Desde la asociación consideran especialmente "injusta y dura" esta realidad porque, tal y como subrayan, los animales no son responsables de los posibles daños que puedan producirse en una vivienda. "La convivencia depende de la responsabilidad de los dueños, de la educación de los animales y del cuidado adecuado tanto de la mascota como del inmueble", recalcan.

Animales en la vía pública o en contenedores

Todo ello acaba teniendo reflejo en el refugio Zuhaitz-pe. La mayoría de los ingresos se producen mediante entregas voluntarias de familias que aseguran no poder trasladar al animal a su nuevo domicilio. Sin embargo, desde la Protectora advierten de que siguen registrándose casos de abandono directo. "En el caso de los gatos, con frecuencia aparecen animales en la vía pública o incluso dentro de contenedores. Su estado físico y su comportamiento evidencian que han vivido previamente en un hogar", detallan.

Para los felinos, la ruptura con su entorno familiar puede tener efectos especialmente graves. A diferencia de los perros, los gatos mantienen un fuerte vínculo con su territorio y sus rutinas. "Muchos sufren elevados niveles de estrés y ansiedad al verse de repente en un entorno desconocido, rodeados de otros gatos y de personas a las que nunca han visto", inciden. En algunos casos, las secuelas trascienden el plano emocional. "Algunos dejan de comer, enferman e incluso, pese a todos los esfuerzos por parte de la Protectora, no consiguen recuperarse", lamentan.
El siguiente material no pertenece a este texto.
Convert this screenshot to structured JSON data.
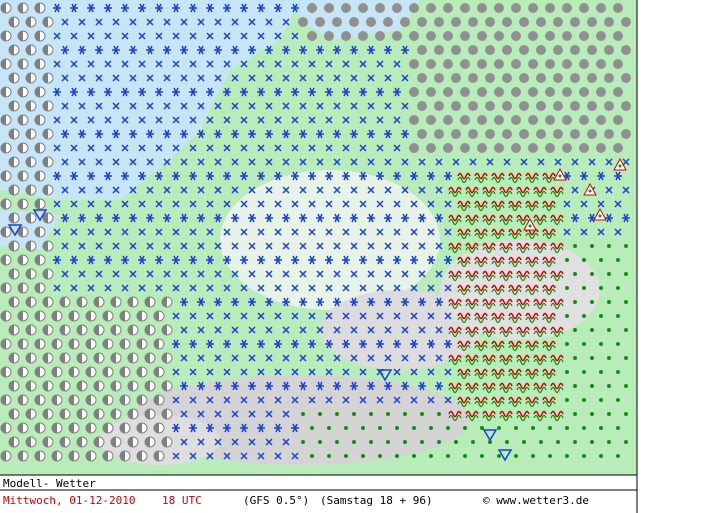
{
  "map": {
    "caption": {
      "model": "Modell- Wetter",
      "date": "Mittwoch, 01-12-2010",
      "time": "18 UTC",
      "source": "(GFS 0.5°)",
      "run": "(Samstag 18 + 96)",
      "credit": "© www.wetter3.de"
    }
  }
}
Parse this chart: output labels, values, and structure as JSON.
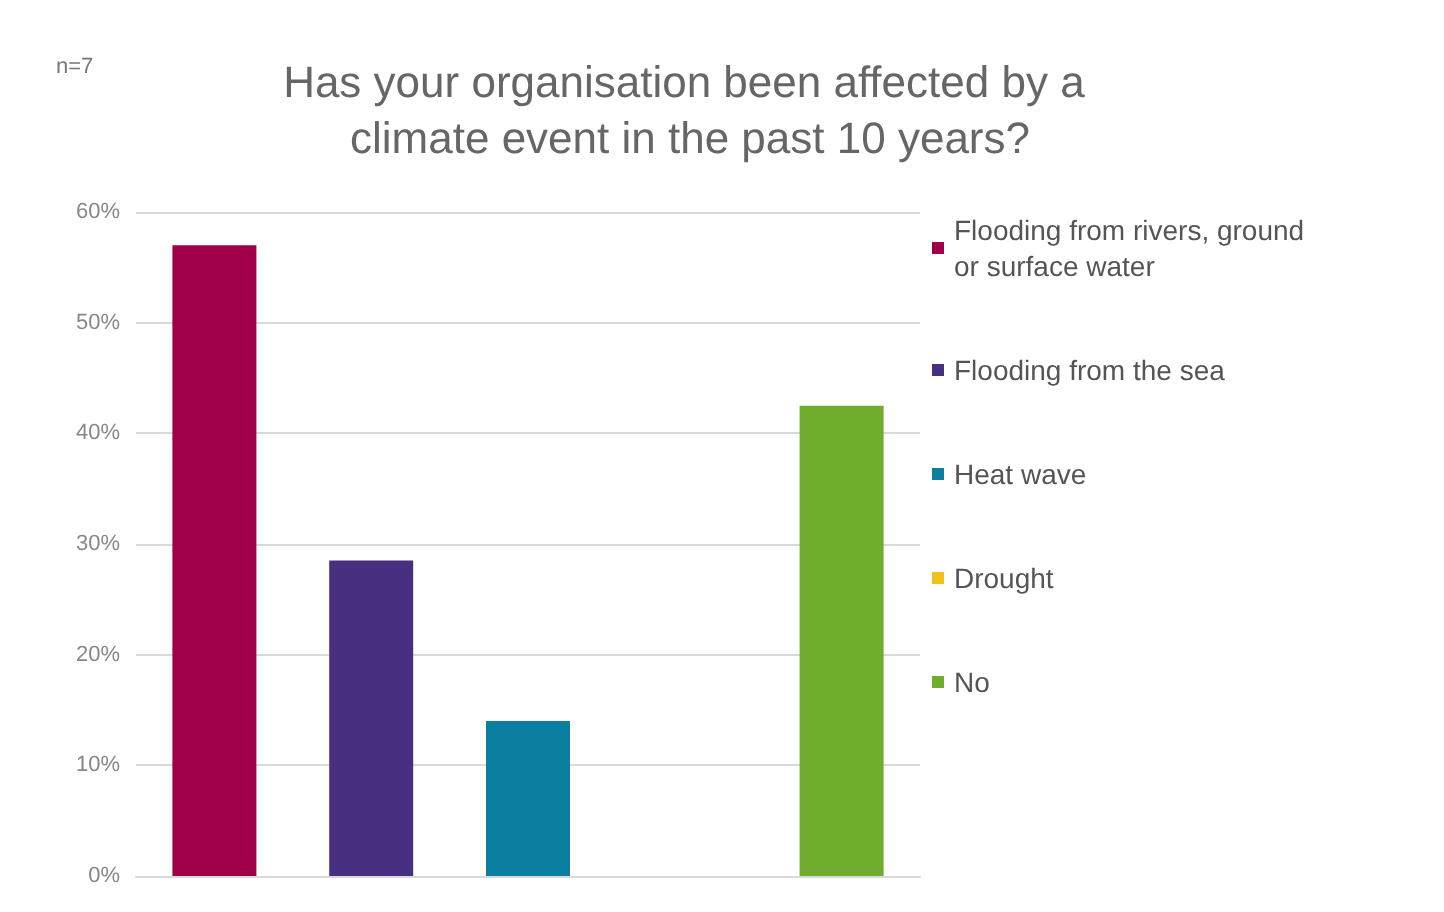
{
  "chart_data": {
    "type": "bar",
    "title": "Has your organisation been affected by a climate event in the past 10 years?",
    "annotations": [
      "n=7"
    ],
    "categories": [
      null,
      null,
      null,
      null,
      null
    ],
    "series": [
      {
        "name": "Flooding from rivers, ground or surface water",
        "color": "#a0004a",
        "values": [
          57,
          null,
          null,
          null,
          null
        ]
      },
      {
        "name": "Flooding from the sea",
        "color": "#46307f",
        "values": [
          null,
          28.5,
          null,
          null,
          null
        ]
      },
      {
        "name": "Heat wave",
        "color": "#0a7fa0",
        "values": [
          null,
          null,
          14,
          null,
          null
        ]
      },
      {
        "name": "Drought",
        "color": "#f0c020",
        "values": [
          null,
          null,
          null,
          0,
          null
        ]
      },
      {
        "name": "No",
        "color": "#70ad2e",
        "values": [
          null,
          null,
          null,
          null,
          42.5
        ]
      }
    ],
    "ylim": [
      0,
      60
    ],
    "yticks": [
      {
        "value": 0,
        "label": "0%"
      },
      {
        "value": 10,
        "label": "10%"
      },
      {
        "value": 20,
        "label": "20%"
      },
      {
        "value": 30,
        "label": "30%"
      },
      {
        "value": 40,
        "label": "40%"
      },
      {
        "value": 50,
        "label": "50%"
      },
      {
        "value": 60,
        "label": "60%"
      }
    ],
    "grid": "y",
    "legend": "right"
  }
}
El panorama es muy diferente para los gatos nacidos en la calle. Aunque también afrontan dificultades, han crecido y aprendido a desenvolverse en ese hábitat y no padecen el impacto de perder de un día para otro un hogar ni el desarraigo que supone separarse de la familia con la que han convivido durante años.

Búsqueda de alternativas

Ante este escenario, la Protectora intenta evitar que los animales entren en el refugio siempre que sea posible. Cuando una persona comunica que no puede hacerse cargo de su gato por un cambio de casa, la primera medida suele ser buscar alternativas.

"Tratamos de difundir su caso a través de nuestras redes sociales para intentar encontrar una nueva familia, evitando así el paso por el refugio, una experiencia que suele resultar traumática para muchos gatos. Paralelamente, se estudian otras opciones junto a sus propietarios, como la posibilidad de que familiares, amistades o personas cercanas puedan hacerse cargo del animal de forma temporal o permanente", apuntan desde la entidad.

Más allá de la atención diaria a los animales afectados, la asociación considera que el problema requiere una reflexión de fondo. Reclama, de este modo, abrir un debate sobre la regulación de las cláusulas que vetan la tenencia de mascotas en viviendas de alquiler. "Los perros y los gatos forman parte de la unidad familiar, y permitir este tipo de restricciones contribuye a incrementar los abandonos y, con ello, el sufrimiento de miles de animales cada año", sentencian.